L’autore è senz’altro noto più per le sue poesie che per la sua prosa ma questo racconto dal contenuto fortemente autobiografico ci offre un ritratto insolito dello stesso Rilke, ironico e deciso, imbarazzato ma pronto ad affrontare la sfida che lo attende: la vita. Il protagonista (Tragy) è l’alter ego del giovane poeta ed è probabilmente per questa ragione, o per un certo senso del pudore tipico dell’epoca, che questo racconto fu pubblicato solo dopo la sua morte, in un’edizione privata del 1927.

Come Rilke, anche il suo personaggio rifiuta di seguire le orme paterne che lo avrebbero portato a diventare un militare di carriera, e decide di trasferirsi a Monaco di Baviera – città di lingua tedesca – per frequentare l’università e scoprire la sua vera vocazione.  Era forse un poeta? Tragy/Rilke risponde così:

Non lo so. E una volta bisogna pure saperlo, no? È così o così. Qui (n.d.r. a Praga) non si arriva a vederci chiaro. Non si può prendere distanza da se stessi, mancano calma, spazio, prospettiva.

 aggiungendo qualche riga dopo:

«Che dire? Solo poeta? È ridicolo. Anche se fosse possibile… non è una posizione. Non rende niente, non fai parte di una classe elevata, non hai diritto a pensione, insomma non hai nessun rapporto con la vita.» 1.

Già… nessun rapporto con la vita. Ma è davvero così per chi vive o si nutre di poesia? Keats non sarebbe stato d’accordo visto che per lui fare Poesia, dopo il fare il bene, era la cosa più importante al mondo.
Rilke, praghese di lingua tedesca, appartiene a quel gruppo di autori del primo Novecento composto anche da Kafka, J. Roth, Musil, Walser e altri, che prova a fuggire via dalla propria casa e dalla propria città, amata e odiata al tempo stesso, per spezzare lisolamento linguistico, etnico, culturale in cui vivevano.

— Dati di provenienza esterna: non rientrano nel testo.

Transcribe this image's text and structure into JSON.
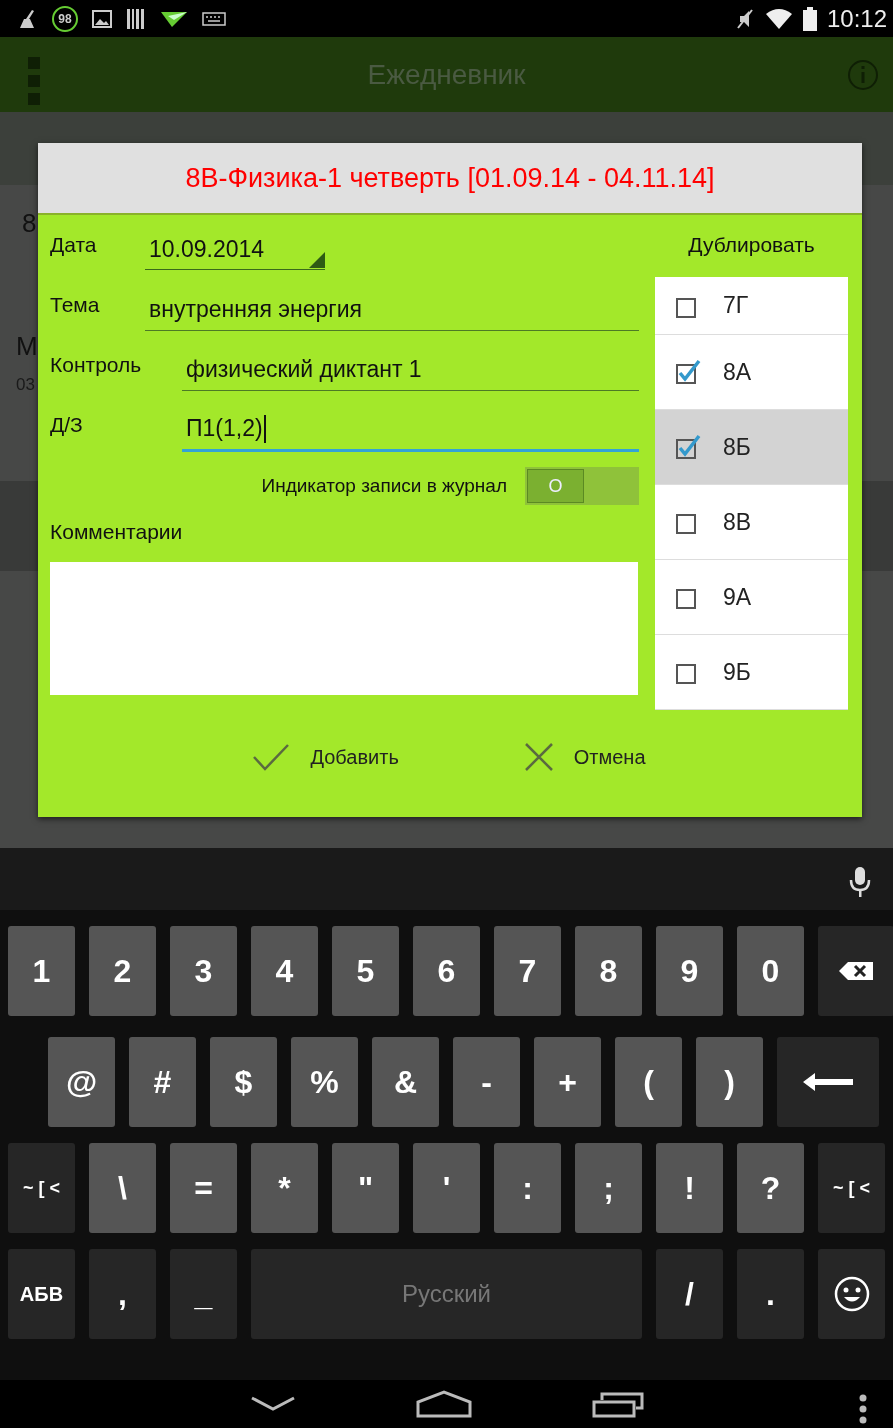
{
  "status_bar": {
    "battery_badge": "98",
    "time": "10:12"
  },
  "app_bar": {
    "title": "Ежедневник"
  },
  "background": {
    "field_text": "8",
    "item_title": "М",
    "item_date": "03"
  },
  "dialog": {
    "title": "8В-Физика-1 четверть [01.09.14 - 04.11.14]",
    "fields": [
      {
        "kind": "spinner",
        "label": "Дата",
        "value": "10.09.2014",
        "focused": false
      },
      {
        "kind": "text",
        "label": "Тема",
        "value": "внутренняя энергия",
        "focused": false
      },
      {
        "kind": "text",
        "label": "Контроль",
        "value": "физический диктант 1",
        "focused": false
      },
      {
        "kind": "text",
        "label": "Д/З",
        "value": "П1(1,2)",
        "focused": true
      }
    ],
    "journal_switch": {
      "label": "Индикатор записи в журнал",
      "on": false,
      "thumb_text": "O"
    },
    "comment": {
      "label": "Комментарии"
    },
    "duplicate": {
      "title": "Дублировать",
      "classes": [
        {
          "label": "7Г",
          "checked": false,
          "selected": false
        },
        {
          "label": "8А",
          "checked": true,
          "selected": false
        },
        {
          "label": "8Б",
          "checked": true,
          "selected": true
        },
        {
          "label": "8В",
          "checked": false,
          "selected": false
        },
        {
          "label": "9А",
          "checked": false,
          "selected": false
        },
        {
          "label": "9Б",
          "checked": false,
          "selected": false
        }
      ]
    },
    "buttons": [
      {
        "kind": "confirm",
        "label": "Добавить"
      },
      {
        "kind": "cancel",
        "label": "Отмена"
      }
    ]
  },
  "keyboard": {
    "rows": [
      [
        {
          "label": "1",
          "kind": "key"
        },
        {
          "label": "2",
          "kind": "key"
        },
        {
          "label": "3",
          "kind": "key"
        },
        {
          "label": "4",
          "kind": "key"
        },
        {
          "label": "5",
          "kind": "key"
        },
        {
          "label": "6",
          "kind": "key"
        },
        {
          "label": "7",
          "kind": "key"
        },
        {
          "label": "8",
          "kind": "key"
        },
        {
          "label": "9",
          "kind": "key"
        },
        {
          "label": "0",
          "kind": "key"
        },
        {
          "kind": "backspace"
        }
      ],
      [
        {
          "label": "@",
          "kind": "key"
        },
        {
          "label": "#",
          "kind": "key"
        },
        {
          "label": "$",
          "kind": "key"
        },
        {
          "label": "%",
          "kind": "key"
        },
        {
          "label": "&",
          "kind": "key"
        },
        {
          "label": "-",
          "kind": "key"
        },
        {
          "label": "+",
          "kind": "key"
        },
        {
          "label": "(",
          "kind": "key"
        },
        {
          "label": ")",
          "kind": "key"
        },
        {
          "kind": "enter"
        }
      ],
      [
        {
          "label": "~ [ <",
          "kind": "mod"
        },
        {
          "label": "\\",
          "kind": "key"
        },
        {
          "label": "=",
          "kind": "key"
        },
        {
          "label": "*",
          "kind": "key"
        },
        {
          "label": "\"",
          "kind": "key"
        },
        {
          "label": "'",
          "kind": "key"
        },
        {
          "label": ":",
          "kind": "key"
        },
        {
          "label": ";",
          "kind": "key"
        },
        {
          "label": "!",
          "kind": "key"
        },
        {
          "label": "?",
          "kind": "key"
        },
        {
          "label": "~ [ <",
          "kind": "mod"
        }
      ]
    ],
    "bottom_row": {
      "left_keys": [
        {
          "label": "АБВ",
          "kind": "mod"
        },
        {
          "label": ",",
          "kind": "dark"
        },
        {
          "label": "_",
          "kind": "dark"
        }
      ],
      "space_bar": "Русский",
      "right_keys": [
        {
          "label": "/",
          "kind": "dark"
        },
        {
          "label": ".",
          "kind": "dark"
        },
        {
          "kind": "emoji"
        }
      ]
    }
  }
}
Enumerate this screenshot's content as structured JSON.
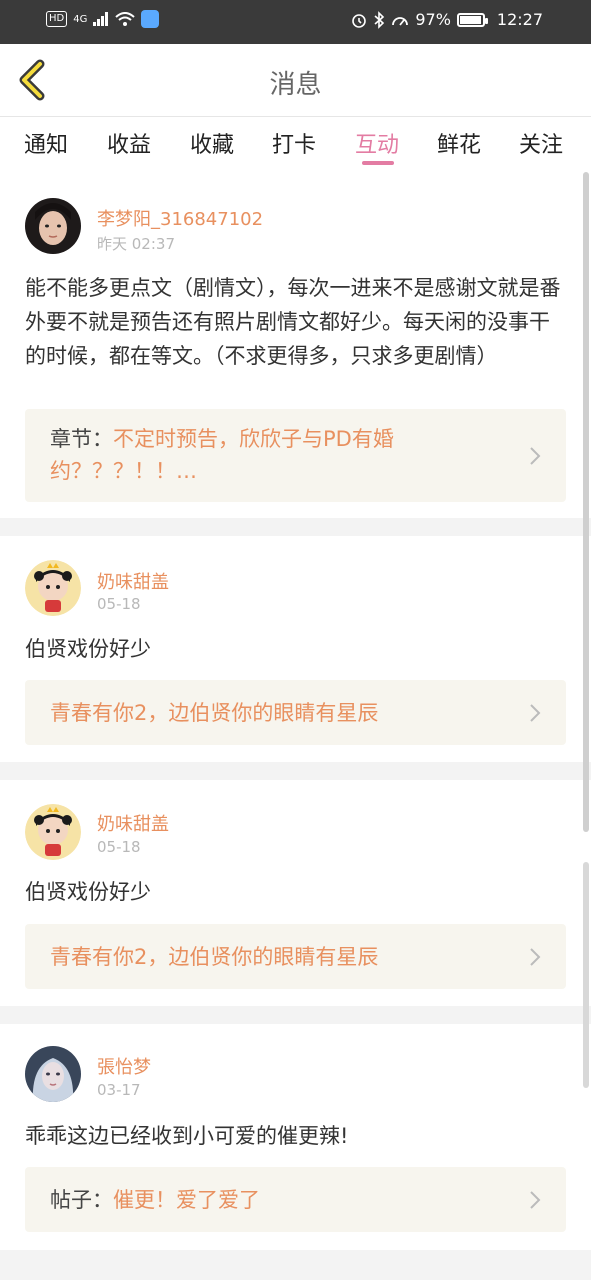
{
  "status_bar": {
    "hd": "HD",
    "net": "4G",
    "battery_pct": "97%",
    "time": "12:27",
    "battery_level": 0.97
  },
  "header": {
    "title": "消息"
  },
  "tabs": [
    {
      "label": "通知"
    },
    {
      "label": "收益"
    },
    {
      "label": "收藏"
    },
    {
      "label": "打卡"
    },
    {
      "label": "互动",
      "active": true
    },
    {
      "label": "鲜花"
    },
    {
      "label": "关注"
    }
  ],
  "messages": [
    {
      "user": "李梦阳_316847102",
      "time": "昨天 02:37",
      "text": "能不能多更点文（剧情文），每次一进来不是感谢文就是番外要不就是预告还有照片剧情文都好少。每天闲的没事干的时候，都在等文。（不求更得多，只求多更剧情）",
      "ref_prefix": "章节：",
      "ref_text": "不定时预告，欣欣子与PD有婚约？？？！！…"
    },
    {
      "user": "奶味甜盖",
      "time": "05-18",
      "text": "伯贤戏份好少",
      "ref_prefix": "",
      "ref_text": "青春有你2，边伯贤你的眼睛有星辰"
    },
    {
      "user": "奶味甜盖",
      "time": "05-18",
      "text": "伯贤戏份好少",
      "ref_prefix": "",
      "ref_text": "青春有你2，边伯贤你的眼睛有星辰"
    },
    {
      "user": "張怡梦",
      "time": "03-17",
      "text": "乖乖这边已经收到小可爱的催更辣!",
      "ref_prefix": "帖子：",
      "ref_text": "催更！爱了爱了"
    }
  ],
  "colors": {
    "accent_pink": "#e37ca3",
    "username_orange": "#e8905f",
    "ref_bg": "#f7f5ee"
  }
}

Il racconto si apre con il giovane Tragy che, insieme al padre, si sta recando dalla zia Carolina per il consueto pranzo domenicale, ma questa volta è profondamente turbato perché sa che quella sarà la sua ultima domenica, che dovrà salutare tutti i suoi parenti e dovrà informarli della sua decisione di andare a studiare a Monaco, lontano da casa, sapendo che non avrà la loro approvazione.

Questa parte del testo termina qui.